- Born: 28 December 1916
- Died: 28 December 2009 (aged 93)
- Allegiance: United Kingdom
- Service / branch: British Army
- Rank: Major
- Battles / wars: Second World War

= D. F. Cartwright =

British fisherman

D.F. Cartwright, also known as Tony Cartwright MBE MC (28 December 1916 - 28 December 2009) was one of the people who revived Lowestoft's North Sea commercial fishing industry after the Second World War.

He had an heroic war record, winning a Military Cross (MC) and rising to the rank of Major. He was the grandson of Fred Spashett, an ex-mayor of Lowestoft and Lloyd's agent, who together with his son George Spashett, who had also won an MC in the First World War, had built up a large business in the port, but which had been decimated by the second war and the early death of George Spashett.

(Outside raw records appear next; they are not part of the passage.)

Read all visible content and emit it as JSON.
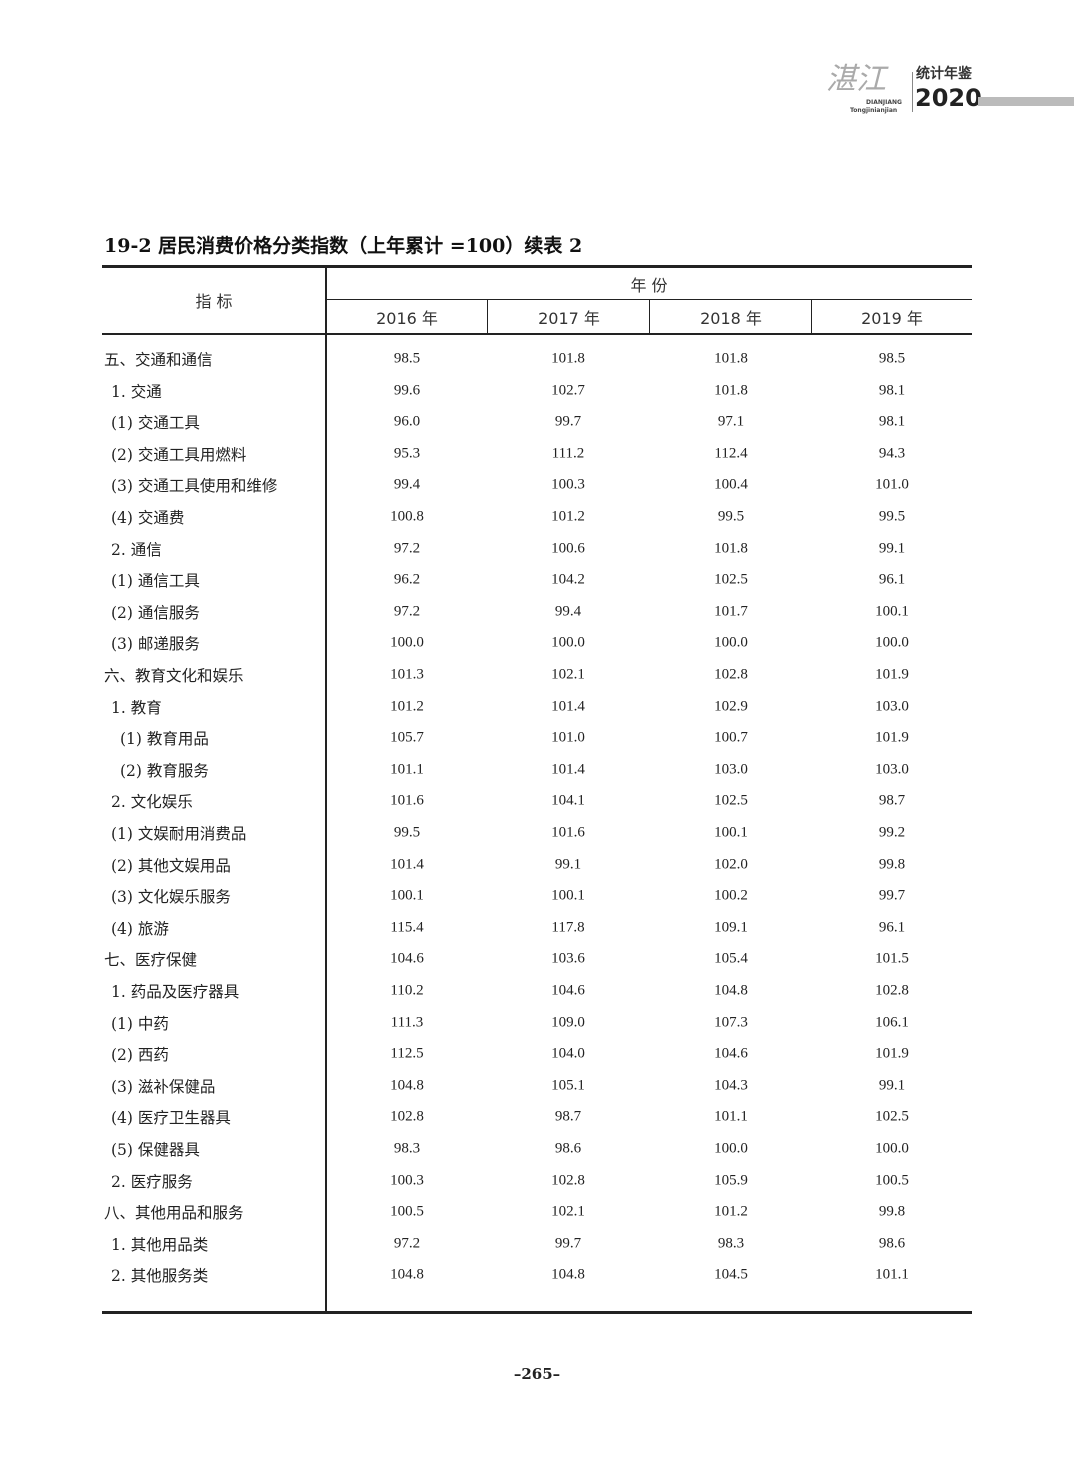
{
  "header": {
    "logo_text": "湛江",
    "logo_pinyin_1": "DIANJIANG",
    "logo_pinyin_2": "Tongjinianjian",
    "logo_title": "统计年鉴",
    "logo_year": "2020"
  },
  "table": {
    "title": "19-2  居民消费价格分类指数（上年累计 =100）续表 2",
    "indicator_header": "指  标",
    "year_group_header": "年  份",
    "columns": [
      "2016 年",
      "2017 年",
      "2018 年",
      "2019 年"
    ],
    "rows": [
      {
        "label": "五、交通和通信",
        "level": 0,
        "values": [
          "98.5",
          "101.8",
          "101.8",
          "98.5"
        ]
      },
      {
        "label": "1. 交通",
        "level": 1,
        "values": [
          "99.6",
          "102.7",
          "101.8",
          "98.1"
        ]
      },
      {
        "label": "(1) 交通工具",
        "level": 1,
        "values": [
          "96.0",
          "99.7",
          "97.1",
          "98.1"
        ]
      },
      {
        "label": "(2) 交通工具用燃料",
        "level": 1,
        "values": [
          "95.3",
          "111.2",
          "112.4",
          "94.3"
        ]
      },
      {
        "label": "(3) 交通工具使用和维修",
        "level": 1,
        "values": [
          "99.4",
          "100.3",
          "100.4",
          "101.0"
        ]
      },
      {
        "label": "(4) 交通费",
        "level": 1,
        "values": [
          "100.8",
          "101.2",
          "99.5",
          "99.5"
        ]
      },
      {
        "label": "2. 通信",
        "level": 1,
        "values": [
          "97.2",
          "100.6",
          "101.8",
          "99.1"
        ]
      },
      {
        "label": "(1) 通信工具",
        "level": 1,
        "values": [
          "96.2",
          "104.2",
          "102.5",
          "96.1"
        ]
      },
      {
        "label": "(2) 通信服务",
        "level": 1,
        "values": [
          "97.2",
          "99.4",
          "101.7",
          "100.1"
        ]
      },
      {
        "label": "(3) 邮递服务",
        "level": 1,
        "values": [
          "100.0",
          "100.0",
          "100.0",
          "100.0"
        ]
      },
      {
        "label": "六、教育文化和娱乐",
        "level": 0,
        "values": [
          "101.3",
          "102.1",
          "102.8",
          "101.9"
        ]
      },
      {
        "label": "1. 教育",
        "level": 1,
        "values": [
          "101.2",
          "101.4",
          "102.9",
          "103.0"
        ]
      },
      {
        "label": "(1) 教育用品",
        "level": 2,
        "values": [
          "105.7",
          "101.0",
          "100.7",
          "101.9"
        ]
      },
      {
        "label": "(2) 教育服务",
        "level": 2,
        "values": [
          "101.1",
          "101.4",
          "103.0",
          "103.0"
        ]
      },
      {
        "label": "2. 文化娱乐",
        "level": 1,
        "values": [
          "101.6",
          "104.1",
          "102.5",
          "98.7"
        ]
      },
      {
        "label": "(1) 文娱耐用消费品",
        "level": 1,
        "values": [
          "99.5",
          "101.6",
          "100.1",
          "99.2"
        ]
      },
      {
        "label": "(2) 其他文娱用品",
        "level": 1,
        "values": [
          "101.4",
          "99.1",
          "102.0",
          "99.8"
        ]
      },
      {
        "label": "(3) 文化娱乐服务",
        "level": 1,
        "values": [
          "100.1",
          "100.1",
          "100.2",
          "99.7"
        ]
      },
      {
        "label": "(4) 旅游",
        "level": 1,
        "values": [
          "115.4",
          "117.8",
          "109.1",
          "96.1"
        ]
      },
      {
        "label": "七、医疗保健",
        "level": 0,
        "values": [
          "104.6",
          "103.6",
          "105.4",
          "101.5"
        ]
      },
      {
        "label": "1. 药品及医疗器具",
        "level": 1,
        "values": [
          "110.2",
          "104.6",
          "104.8",
          "102.8"
        ]
      },
      {
        "label": "(1) 中药",
        "level": 1,
        "values": [
          "111.3",
          "109.0",
          "107.3",
          "106.1"
        ]
      },
      {
        "label": "(2) 西药",
        "level": 1,
        "values": [
          "112.5",
          "104.0",
          "104.6",
          "101.9"
        ]
      },
      {
        "label": "(3) 滋补保健品",
        "level": 1,
        "values": [
          "104.8",
          "105.1",
          "104.3",
          "99.1"
        ]
      },
      {
        "label": "(4) 医疗卫生器具",
        "level": 1,
        "values": [
          "102.8",
          "98.7",
          "101.1",
          "102.5"
        ]
      },
      {
        "label": "(5) 保健器具",
        "level": 1,
        "values": [
          "98.3",
          "98.6",
          "100.0",
          "100.0"
        ]
      },
      {
        "label": "2. 医疗服务",
        "level": 1,
        "values": [
          "100.3",
          "102.8",
          "105.9",
          "100.5"
        ]
      },
      {
        "label": "八、其他用品和服务",
        "level": 0,
        "values": [
          "100.5",
          "102.1",
          "101.2",
          "99.8"
        ]
      },
      {
        "label": "1. 其他用品类",
        "level": 1,
        "values": [
          "97.2",
          "99.7",
          "98.3",
          "98.6"
        ]
      },
      {
        "label": "2. 其他服务类",
        "level": 1,
        "values": [
          "104.8",
          "104.8",
          "104.5",
          "101.1"
        ]
      }
    ]
  },
  "footer": {
    "page_number": "–265–"
  }
}
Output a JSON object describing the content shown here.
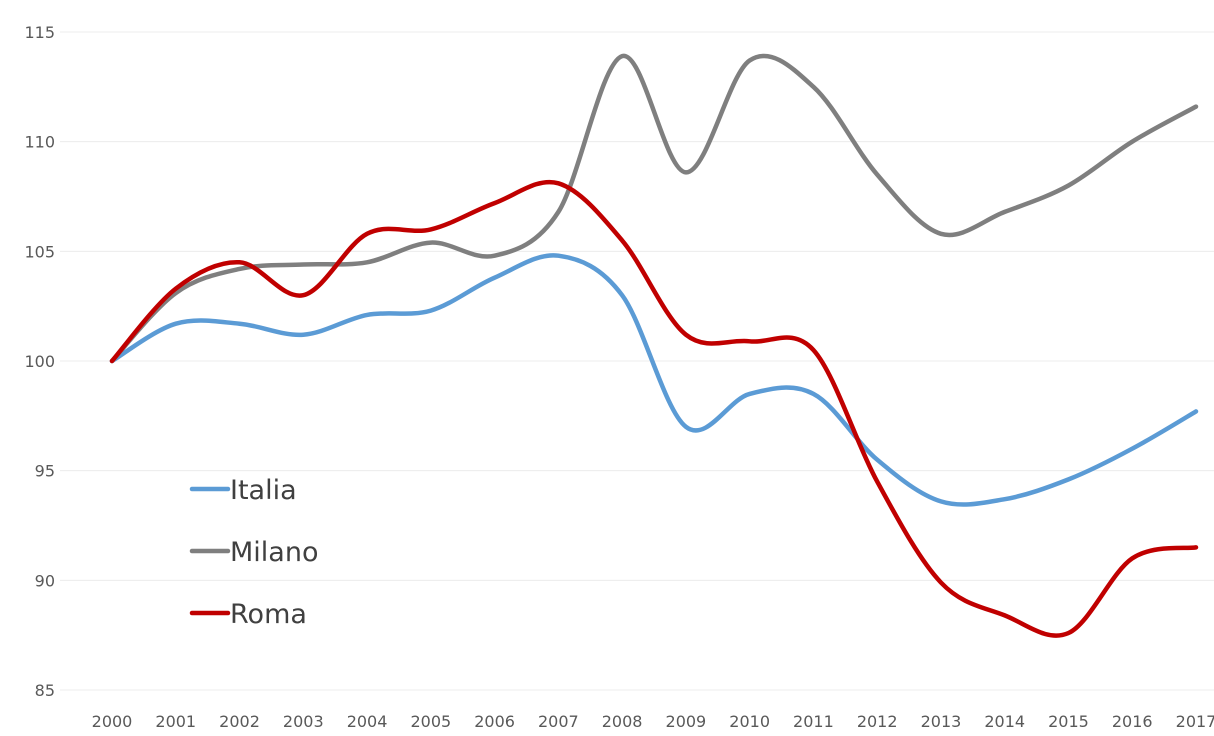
{
  "chart_data": {
    "type": "line",
    "title": "",
    "xlabel": "",
    "ylabel": "",
    "categories": [
      "2000",
      "2001",
      "2002",
      "2003",
      "2004",
      "2005",
      "2006",
      "2007",
      "2008",
      "2009",
      "2010",
      "2011",
      "2012",
      "2013",
      "2014",
      "2015",
      "2016",
      "2017"
    ],
    "ylim": [
      85,
      115
    ],
    "yticks": [
      85,
      90,
      95,
      100,
      105,
      110,
      115
    ],
    "grid": true,
    "legend_position": "left",
    "series": [
      {
        "name": "Italia",
        "color": "#5b9bd5",
        "values": [
          100,
          101.7,
          101.7,
          101.2,
          102.1,
          102.3,
          103.8,
          104.8,
          103.0,
          97.0,
          98.5,
          98.5,
          95.5,
          93.6,
          93.7,
          94.6,
          96.0,
          97.7
        ]
      },
      {
        "name": "Milano",
        "color": "#7f7f7f",
        "values": [
          100,
          103.1,
          104.2,
          104.4,
          104.5,
          105.4,
          104.8,
          106.8,
          113.9,
          108.6,
          113.7,
          112.5,
          108.5,
          105.8,
          106.8,
          108.0,
          110.0,
          111.6
        ]
      },
      {
        "name": "Roma",
        "color": "#c00000",
        "values": [
          100,
          103.3,
          104.5,
          103.0,
          105.8,
          106.0,
          107.2,
          108.1,
          105.5,
          101.2,
          100.9,
          100.5,
          94.5,
          89.9,
          88.4,
          87.6,
          91.0,
          91.5
        ]
      }
    ]
  }
}
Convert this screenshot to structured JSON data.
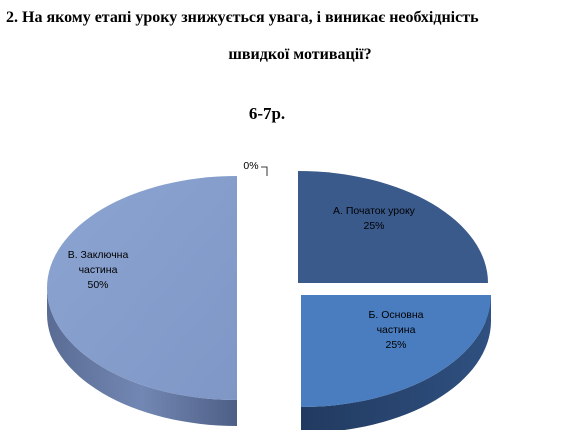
{
  "question": {
    "line1": "2.  На якому етапі уроку знижується увага, і виникає необхідність",
    "line2": "швидкої мотивації?"
  },
  "chart_data": {
    "type": "pie",
    "title": "6-7р.",
    "three_d": true,
    "exploded": true,
    "legend": "none",
    "slices": [
      {
        "label_lines": [
          "А. Початок уроку",
          "25%"
        ],
        "value": 25,
        "color": "#3a5a8c",
        "side_color": "#1e3050"
      },
      {
        "label_lines": [
          "Б. Основна",
          "частина",
          "25%"
        ],
        "value": 25,
        "color": "#4a7dc0",
        "side_color": "#26426a"
      },
      {
        "label_lines": [
          "В. Заключна",
          "частина",
          "50%"
        ],
        "value": 50,
        "color": "#8fa8d4",
        "side_color": "#5c6f99"
      },
      {
        "label_lines": [
          "0%"
        ],
        "value": 0,
        "color": "#c0c0c0",
        "side_color": "#909090"
      }
    ]
  }
}
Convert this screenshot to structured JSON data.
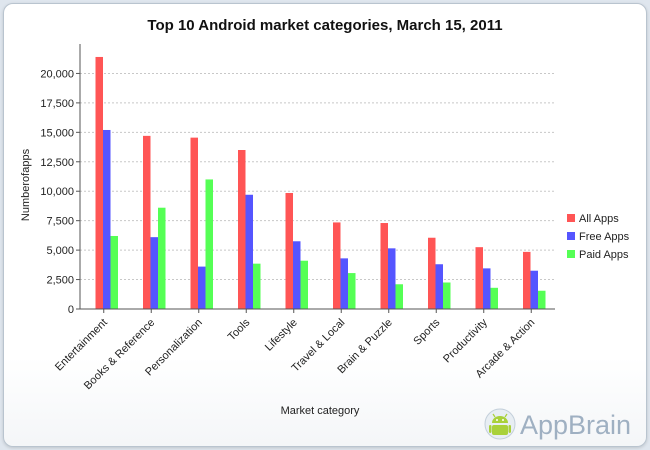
{
  "chart_data": {
    "type": "bar",
    "title": "Top 10 Android market categories, March 15, 2011",
    "xlabel": "Market category",
    "ylabel": "Numberofapps",
    "categories": [
      "Entertainment",
      "Books & Reference",
      "Personalization",
      "Tools",
      "Lifestyle",
      "Travel & Local",
      "Brain & Puzzle",
      "Sports",
      "Productivity",
      "Arcade & Action"
    ],
    "series": [
      {
        "name": "All Apps",
        "color": "#ff5555",
        "values": [
          21400,
          14700,
          14550,
          13500,
          9850,
          7350,
          7300,
          6050,
          5250,
          4850
        ]
      },
      {
        "name": "Free Apps",
        "color": "#5555ff",
        "values": [
          15200,
          6100,
          3600,
          9700,
          5750,
          4300,
          5150,
          3800,
          3450,
          3250
        ]
      },
      {
        "name": "Paid Apps",
        "color": "#55ff55",
        "values": [
          6200,
          8600,
          11000,
          3850,
          4100,
          3050,
          2100,
          2250,
          1800,
          1550
        ]
      }
    ],
    "ylim": [
      0,
      22500
    ],
    "yticks": [
      0,
      2500,
      5000,
      7500,
      10000,
      12500,
      15000,
      17500,
      20000
    ],
    "ytick_labels": [
      "0",
      "2,500",
      "5,000",
      "7,500",
      "10,000",
      "12,500",
      "15,000",
      "17,500",
      "20,000"
    ],
    "grid": true,
    "legend_position": "right"
  },
  "branding": {
    "text": "AppBrain",
    "logo_icon": "android-robot-icon"
  }
}
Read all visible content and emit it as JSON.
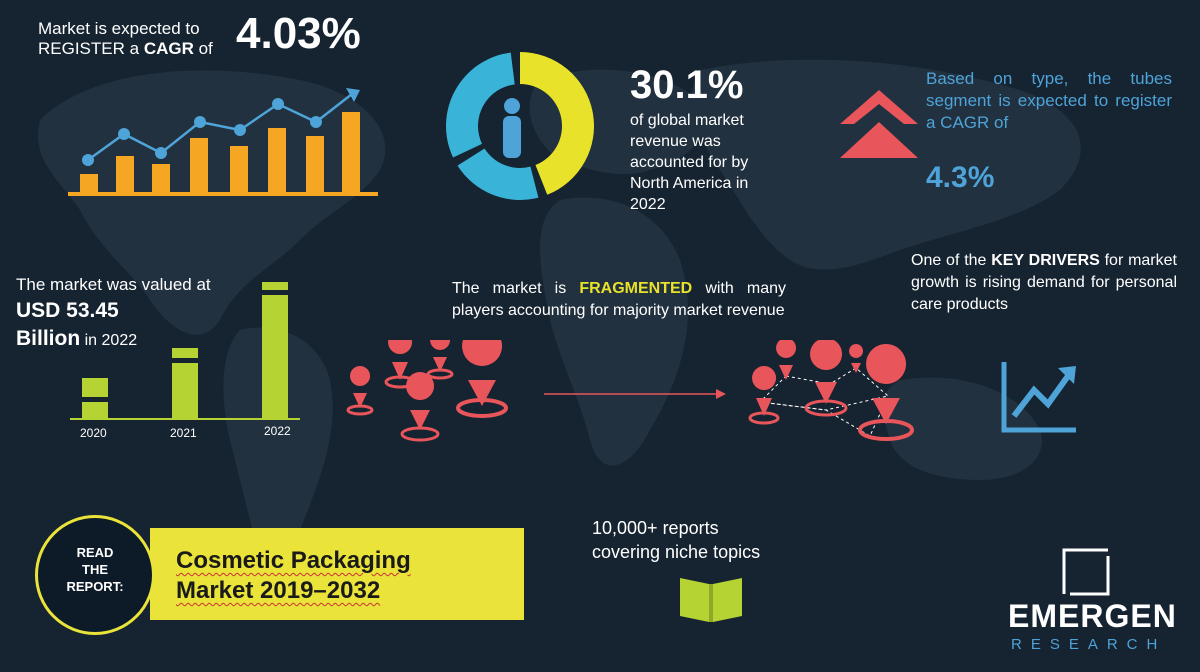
{
  "cagr_block": {
    "line1": "Market is expected to",
    "line2_prefix": "REGISTER a ",
    "line2_bold": "CAGR",
    "line2_suffix": " of",
    "value": "4.03%"
  },
  "north_america": {
    "value": "30.1%",
    "description": "of global market revenue was accounted for by North America in 2022",
    "share": 0.301
  },
  "tubes": {
    "text": "Based on type, the tubes segment is expected to register a CAGR of",
    "value": "4.3%"
  },
  "valuation": {
    "line1": "The market was valued at",
    "value_line1": "USD 53.45",
    "value_line2": "Billion",
    "year_suffix": " in 2022"
  },
  "bar_years": [
    "2020",
    "2021",
    "2022"
  ],
  "fragmented": {
    "prefix": "The market is ",
    "highlight": "FRAGMENTED",
    "suffix": " with many players accounting for majority market revenue"
  },
  "drivers": {
    "prefix": "One of the ",
    "highlight": "KEY DRIVERS",
    "suffix": " for market growth is rising demand for personal care products"
  },
  "reports": {
    "line1": "10,000+ reports",
    "line2": "covering niche topics"
  },
  "read_report": {
    "label_line1": "READ",
    "label_line2": "THE",
    "label_line3": "REPORT:",
    "title_line1": "Cosmetic Packaging",
    "title_line2": "Market 2019–2032"
  },
  "brand": {
    "name": "EMERGEN",
    "sub": "RESEARCH"
  },
  "colors": {
    "background": "#162330",
    "yellow": "#e9e33a",
    "orange": "#f5a623",
    "blue": "#4ea3d8",
    "red": "#e8555a",
    "lime": "#b6d334"
  }
}
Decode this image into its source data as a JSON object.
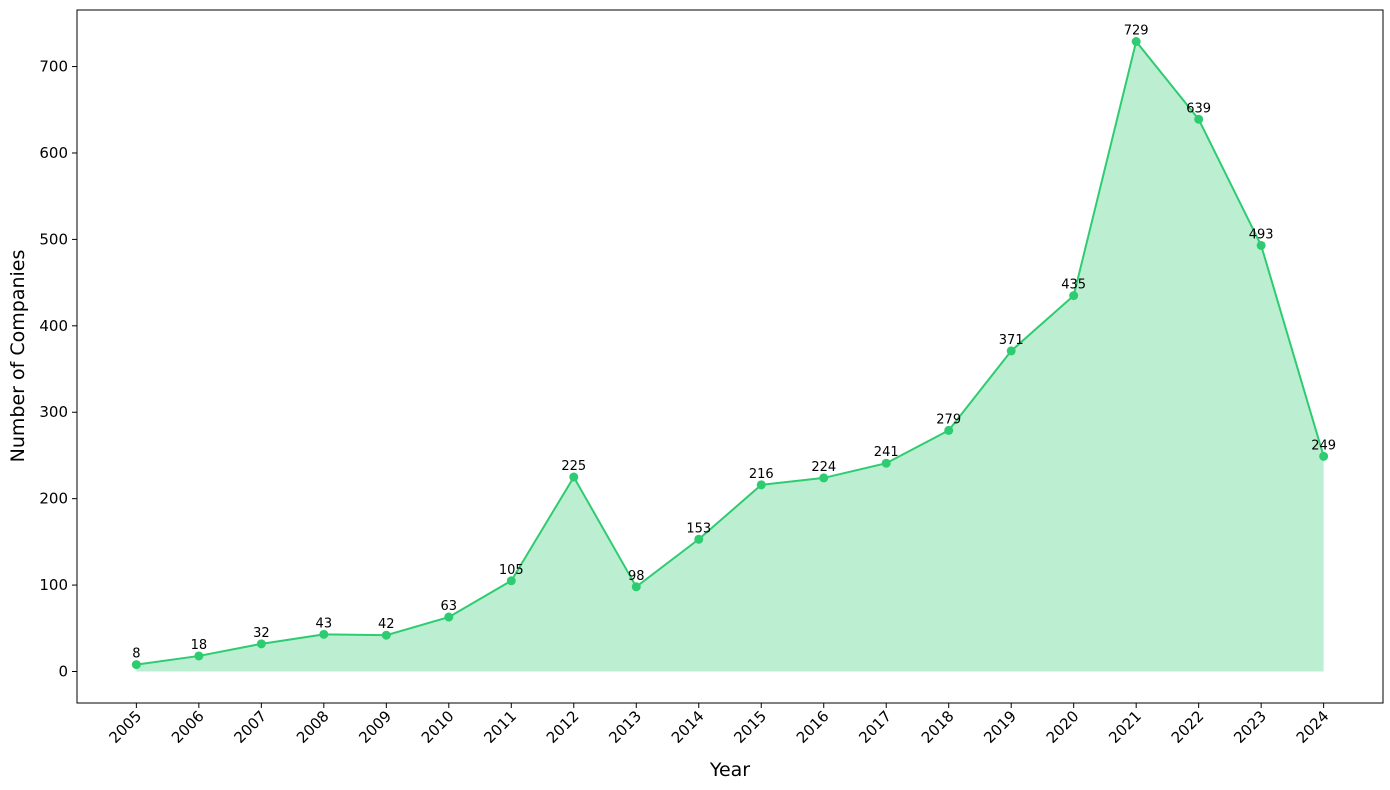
{
  "chart_data": {
    "type": "area",
    "x_label": "Year",
    "y_label": "Number of Companies",
    "categories": [
      "2005",
      "2006",
      "2007",
      "2008",
      "2009",
      "2010",
      "2011",
      "2012",
      "2013",
      "2014",
      "2015",
      "2016",
      "2017",
      "2018",
      "2019",
      "2020",
      "2021",
      "2022",
      "2023",
      "2024"
    ],
    "values": [
      8,
      18,
      32,
      43,
      42,
      63,
      105,
      225,
      98,
      153,
      216,
      224,
      241,
      279,
      371,
      435,
      729,
      639,
      493,
      249
    ],
    "color": "#2ecc71",
    "ylim": [
      -36.45,
      765.45
    ],
    "yticks": [
      0,
      100,
      200,
      300,
      400,
      500,
      600,
      700
    ],
    "grid": false
  }
}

Together with Bill Suddaby, Maurice Hepton and Gordon Claridge, Cartwright built up a Lowestoft fishing fleet of some 130 vessels reaching its peak in the 1960s, employing some 1,500 fishermen and giving employment to marine engineers, fish merchants and processors, ship chandlers, net manufacturers, electronic and wireless workers, fuel suppliers and a host of other suppliers. It was reckoned that half the population of Lowesroft was dependent on the sea.